FSCK : false orphan files reported


We still have some puzzling fsck reports on our main production instance, as mentioned in this other thread. But this specific case of orphans category might need an extra topic.

The report we observe pointed out after an version upgrade of the FST from 4.2.12 to 4.2.18. When the FST booted, it did a full resync (in fact it seems that shutting it down with the systemctl command ended in a force shutdown). And after this reboot, orphans file started to show up.

Now, we have a lot (millions, probably all files on the FST) of false reports of orphans files from one FST, and this number is varying over time : at each fsck check every 30 minutes, the number of reported files varies between 1M and 14M (total files on the FST are 19M).
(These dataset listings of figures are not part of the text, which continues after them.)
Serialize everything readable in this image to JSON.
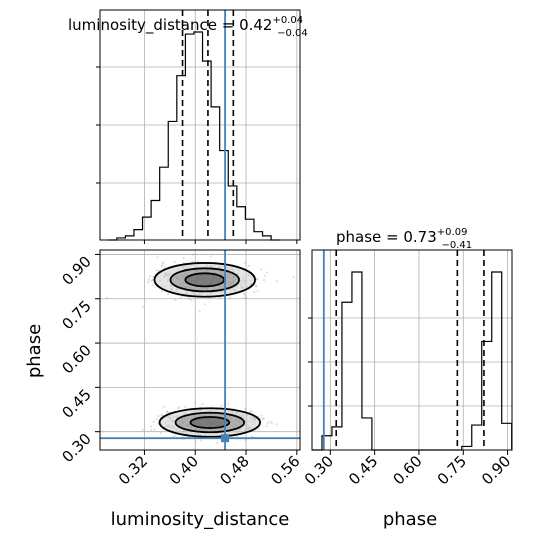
{
  "chart_data": [
    {
      "type": "histogram",
      "panel": "luminosity_distance-marginal",
      "title": {
        "name": "luminosity_distance",
        "median": "0.42",
        "plus": "+0.04",
        "minus": "−0.04"
      },
      "xlim": [
        0.25,
        0.565
      ],
      "bins_step": 0.0135,
      "bins_start": 0.263,
      "counts": [
        0,
        1,
        2,
        5,
        11,
        19,
        35,
        57,
        79,
        99,
        100,
        86,
        64,
        43,
        26,
        16,
        10,
        4,
        2,
        0
      ],
      "quantiles": [
        0.38,
        0.42,
        0.46
      ],
      "truth": 0.447
    },
    {
      "type": "scatter-contour",
      "panel": "phase-vs-luminosity_distance",
      "xlabel": "luminosity_distance",
      "ylabel": "phase",
      "xlim": [
        0.25,
        0.565
      ],
      "ylim": [
        0.238,
        0.915
      ],
      "xticks": [
        "0.32",
        "0.40",
        "0.48",
        "0.56"
      ],
      "xtick_values": [
        0.32,
        0.4,
        0.48,
        0.56
      ],
      "yticks": [
        "0.90",
        "0.75",
        "0.60",
        "0.45",
        "0.30"
      ],
      "ytick_values": [
        0.9,
        0.75,
        0.6,
        0.45,
        0.3
      ],
      "modes": [
        {
          "x": 0.415,
          "y": 0.814,
          "sx": 0.036,
          "sy": 0.026
        },
        {
          "x": 0.423,
          "y": 0.331,
          "sx": 0.036,
          "sy": 0.022
        }
      ],
      "truth": {
        "x": 0.447,
        "y": 0.278
      }
    },
    {
      "type": "histogram",
      "panel": "phase-marginal",
      "title": {
        "name": "phase",
        "median": "0.73",
        "plus": "+0.09",
        "minus": "−0.41"
      },
      "xlabel": "phase",
      "xlim": [
        0.238,
        0.915
      ],
      "xticks": [
        "0.30",
        "0.45",
        "0.60",
        "0.75",
        "0.90"
      ],
      "xtick_values": [
        0.3,
        0.45,
        0.6,
        0.75,
        0.9
      ],
      "bins_step": 0.0338,
      "bins_start": 0.238,
      "counts": [
        0,
        8,
        13,
        83,
        100,
        18,
        0,
        0,
        0,
        0,
        0,
        0,
        0,
        0,
        0,
        2,
        14,
        61,
        100,
        15
      ],
      "quantiles": [
        0.32,
        0.73,
        0.82
      ],
      "truth": 0.278
    }
  ],
  "colors": {
    "truth": "#4682b4",
    "grid": "#b0b0b0",
    "line": "#000000",
    "scatter": "#808080",
    "fill_inner": "#555555",
    "fill_mid": "#8c8c8c",
    "fill_outer": "#d0d0d0"
  }
}
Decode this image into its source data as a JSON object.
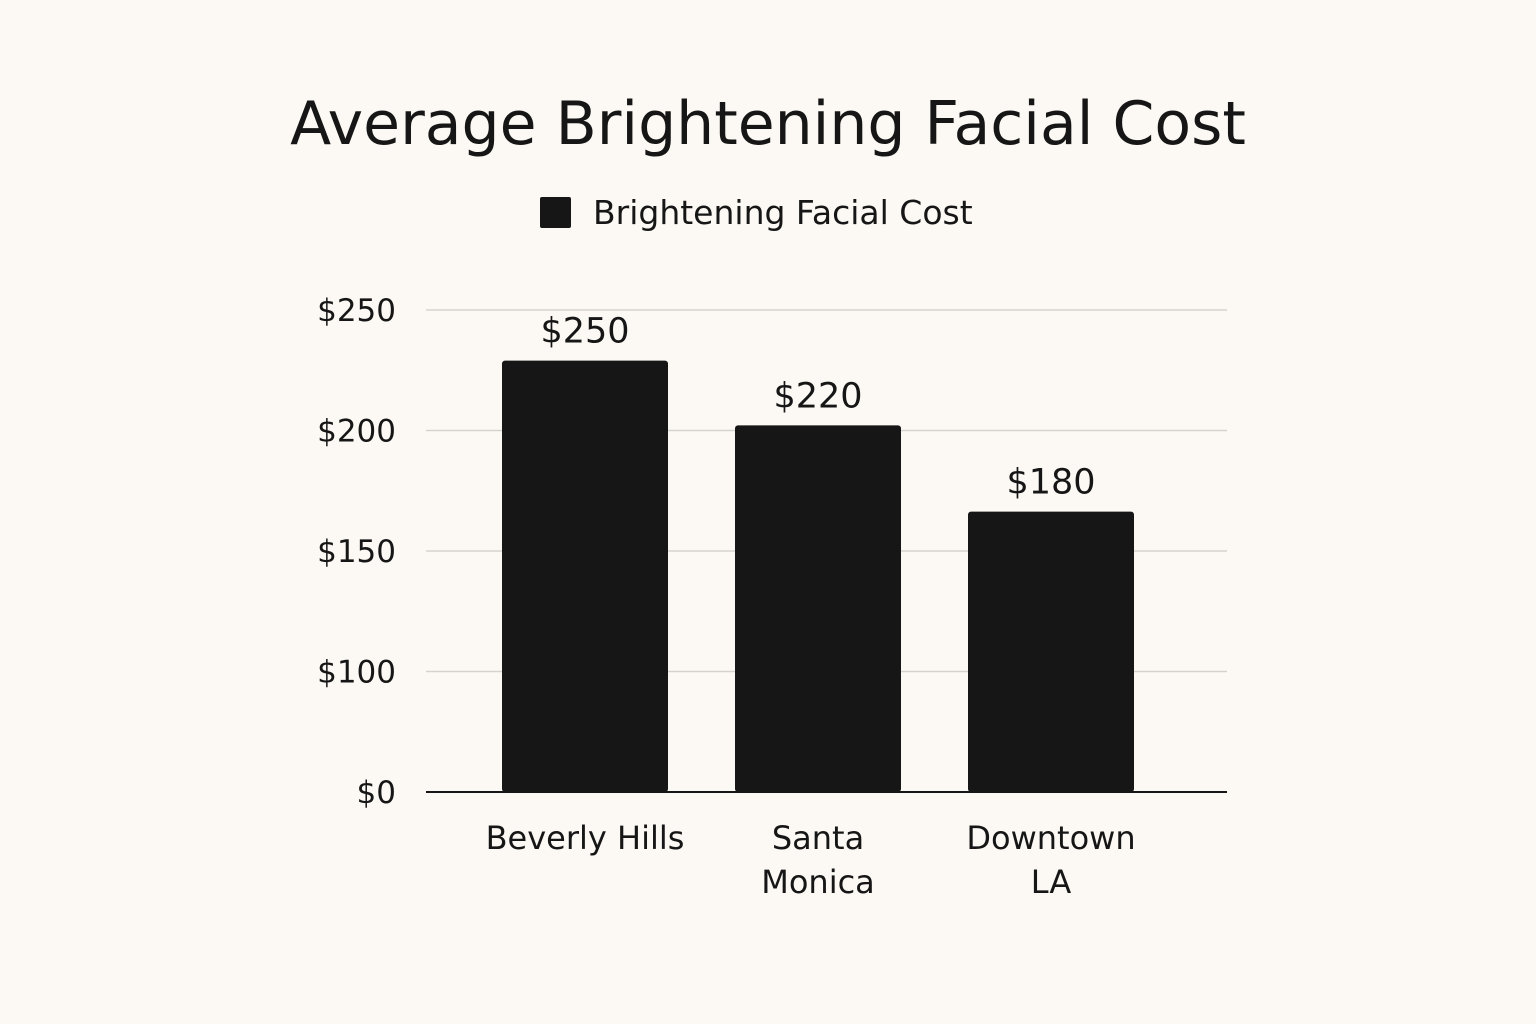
{
  "chart_data": {
    "type": "bar",
    "title": "Average Brightening Facial Cost",
    "categories": [
      "Beverly Hills",
      "Santa Monica",
      "Downtown LA"
    ],
    "category_lines": [
      [
        "Beverly Hills"
      ],
      [
        "Santa",
        "Monica"
      ],
      [
        "Downtown",
        "LA"
      ]
    ],
    "series": [
      {
        "name": "Brightening Facial Cost",
        "values": [
          250,
          220,
          180
        ],
        "color": "#161616"
      }
    ],
    "data_labels": [
      "$250",
      "$220",
      "$180"
    ],
    "y_ticks": [
      {
        "label": "$250",
        "slot": 4
      },
      {
        "label": "$200",
        "slot": 3
      },
      {
        "label": "$150",
        "slot": 2
      },
      {
        "label": "$100",
        "slot": 1
      },
      {
        "label": "$0",
        "slot": 0
      }
    ],
    "xlabel": "",
    "ylabel": "",
    "grid": true,
    "legend_position": "top-center"
  }
}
Extract the list of files with fsck report takes a lot of time (50sec) when only 1M are present, but we managed to do it, and the tested files from the list are healthy, so reports is probably not correct.
Where could that come from ?

How could we deal with that to remove the files from the report ? We are not sure that a fsck repair --resync would not stuck the MGM with that large number of files. And as we have also other issues with files in other fsck categories, we prefer avoiding it. Is there a possibility to send a subset of resync requests on some files to see if could settle it ?

@IHEP, eos fsck status also reported the number of orphans files from 4M to 9M in one eos instances. The total file number of the instance is 16M. The version of eos server and client are both 4.2.16.